The threats against the U.S. are building. The country could be in danger.

And a U.S. senator makes a warning about a serious nuclear threat from this American enemy.

Senator Angus King appeared on NPR’s Morning Edition and dropped some uncomfortable realities about the limits of military force against Iran.

The independent senator from Maine laid out a sobering assessment. Even after heavy strikes that left Iranian nuclear sites in ruins, the regime’s deadly program isn’t finished. King pointed directly to the challenge of dealing with deeply buried nuclear material.

“Well, the question is, how are they going to ensure that Iran never gets a nuclear weapon? The nuclear material that’s there — there are two pieces of this: The nuclear material that’s there, that we know of, is buried under I don’t know how many feet of rubble,” King stated.

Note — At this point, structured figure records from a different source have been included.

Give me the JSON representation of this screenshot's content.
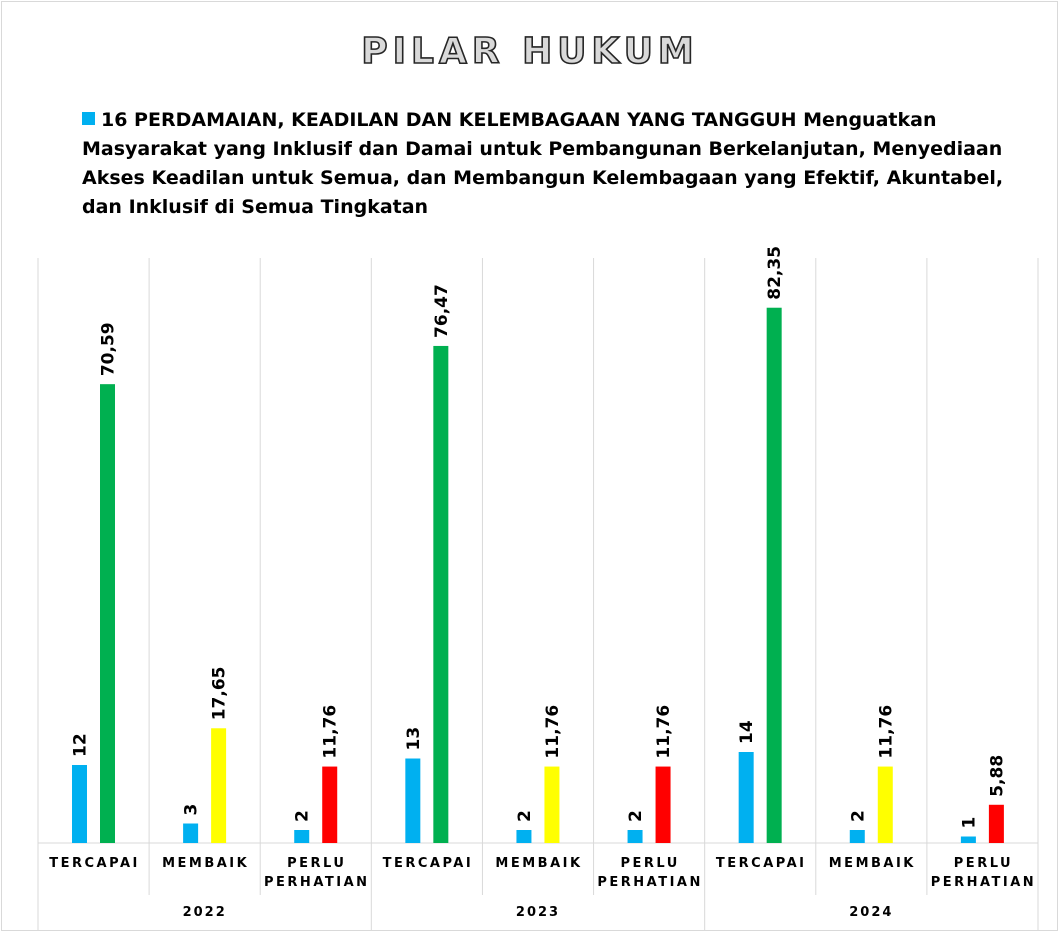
{
  "chart_data": {
    "type": "bar",
    "title": "PILAR HUKUM",
    "categories": [
      "TERCAPAI",
      "MEMBAIK",
      "PERLU PERHATIAN",
      "TERCAPAI",
      "MEMBAIK",
      "PERLU PERHATIAN",
      "TERCAPAI",
      "MEMBAIK",
      "PERLU PERHATIAN"
    ],
    "groups": [
      "2022",
      "2023",
      "2024"
    ],
    "series": [
      {
        "name": "16 PERDAMAIAN, KEADILAN DAN KELEMBAGAAN YANG TANGGUH Menguatkan Masyarakat yang Inklusif dan Damai untuk Pembangunan Berkelanjutan, Menyediaan Akses Keadilan untuk Semua, dan Membangun Kelembagaan yang Efektif, Akuntabel, dan Inklusif di Semua Tingkatan",
        "color": "#00b0f0",
        "values": [
          12,
          3,
          2,
          13,
          2,
          2,
          14,
          2,
          1
        ]
      },
      {
        "colors": [
          "#00b050",
          "#ffff00",
          "#ff0000",
          "#00b050",
          "#ffff00",
          "#ff0000",
          "#00b050",
          "#ffff00",
          "#ff0000"
        ],
        "values": [
          70.59,
          17.65,
          11.76,
          76.47,
          11.76,
          11.76,
          82.35,
          11.76,
          5.88
        ],
        "value_labels": [
          "70,59",
          "17,65",
          "11,76",
          "76,47",
          "11,76",
          "11,76",
          "82,35",
          "11,76",
          "5,88"
        ]
      }
    ],
    "ylim": [
      0,
      90
    ]
  }
}
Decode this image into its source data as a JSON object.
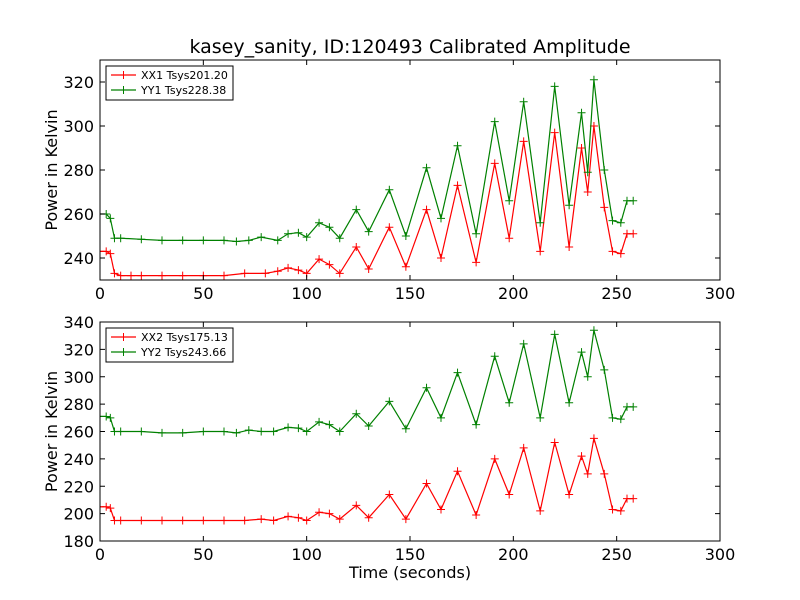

“Getting that out is either — there [are] only two ways: One is diplomacy, one is agreement with the Iranian government to give up that material. The other is troops. You can’t do it from the air. You can’t do it by bombing. And so, that’s one of the pieces of this that we’ve got to consider.”

He didn’t stop there. King zeroed in on the human element that no amount of ordnance can erase:

“And the other piece is — and I’ve been learning this for years — you can’t bomb knowledge. And if there are people in Iran, they’re scientists and engineers that have been working on this problem for years, the question is, how do you, ultimately, prevent them from racing toward a bomb, which this whole war that we’ve been in may provoke them to do?”

Decades of expertise live inside the minds of Iranian specialists. Destroy buildings, collapse tunnels, and scatter equipment, but the know-how survives.

Worse, King warned that the ongoing fighting itself could push those scientists to work faster, turning a contained threat into an emergency.

He called for a realistic path forward centered on smart diplomacy rather than perpetual airstrikes.

“So, I think the answer has to be some kind of diplomatic solution. And it would make me feel better if our negotiators were people that had some expertise in nuclear matters, because I think there could be a deal to be had,” King said.

“But we’ve got to have people on our side that know what’s being offered and what the implications are.”

America’s leaders must put U.S. security and prosperity first.

That means avoiding open-ended wars that enrich defense contractors while ordinary families pay at the pump.